David Bain is anguished by the prospect of returning to court to pursue a High Court claim against Justice Minister Judith Collins, his long-term advocate Joe Karam says.

Mr Karam yesterday confirmed Mr Bain had filed a claim in the High Court at Auckland seeking a judicial review of the actions of the Justice Minister.

The claim concerns her actions after she received the report from former Canadian Justice Ian Binnie, who found that on the balance of probabilities Mr Bain was innocent, and the process behind the report from Robert Fisher QC.

The minister released Justice Binnie's report and Dr Fisher's peer review last month, which concluded the Binnie report was fundamentally flawed. Mr Bain's claim includes allegations the minister breached his right to natural justice, breached his rights under he New Zealand Bill of Rights Act (1990), acted in bad faith, abused her power, and acted in a biased, unreasonable and predetermined manner.

In a statement, Ms Collins said Mr Bain's application fell outside Cabinet guidelines and was at the discretion of Cabinet.

''I have taken steps to ensure the process is fair and proper throughout.

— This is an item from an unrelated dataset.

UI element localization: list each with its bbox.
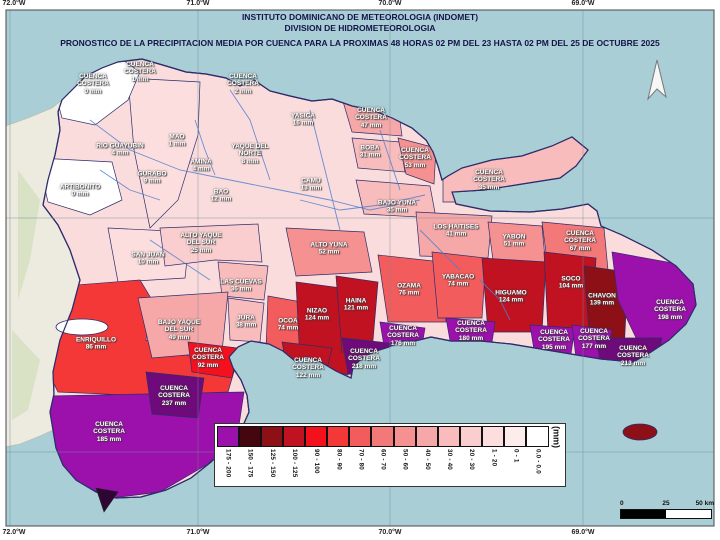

''Put simply, it would be unacceptable for Cabinet to base its decision for compensation on an unsafe and flawed report. That would not have resulted in justice for anyone, let alone Mr Bain.

''Mr Bain has requested the Government put his application for compensation on hold. This will result in further delay. I am considering his request.''

She declined to comment further as the matter was before the courts.

Mr Karam said last night the only person disadvantaged by a delay in the compensation decision was Mr Bain, who had no confidence his claim was being assessed in a fair manner.

''The reason he is being disadvantaged is because he is being excluded from the process for the last six months. How could justice have been better served by having David Bain excluded?''Communication between the minister and the Bain legal team was ''non-existent'', Mr Karam said.

''What we know about the process we only find out through media releases. We have been completely sidelined, so how can you have confidence in that process?''He said most civil actions ended out of court. It was a ''last resort'' for Mr Bain's team, and had anguished Mr Bain.

''He entered into this process in good faith and thought it would be ended when Justice Binnie's report was filed and he has had enough of courts, claims and inquiries and everything else and just wants to get on with his life.''

Mr Bain had ''no hope'' of paying his legal team, which also anguished him, he said.

His legal team had worked on a pro bono basis, but if the hours had been charged since the application for compensation was lodged in early 2010, the fee would be about $400,000.

''If the [judicial review application] goes all the way to the Supreme Court, it will be another $400,000,'' Mr Karam said.

''He just wants an end to it, and can't understand why the Government doesn't want an end to it.''

Mr Bain was convicted in 1995 of murdering his family and spent 13 years in jail before being acquitted in a 2009 retrial. The retrial came after the Privy Council in 2007 quashed his conviction after finding there had been a substantial miscarriage of justice. An application for compensation for wrongful conviction from Mr Bain was received by former justice minister Simon Power in March 2010.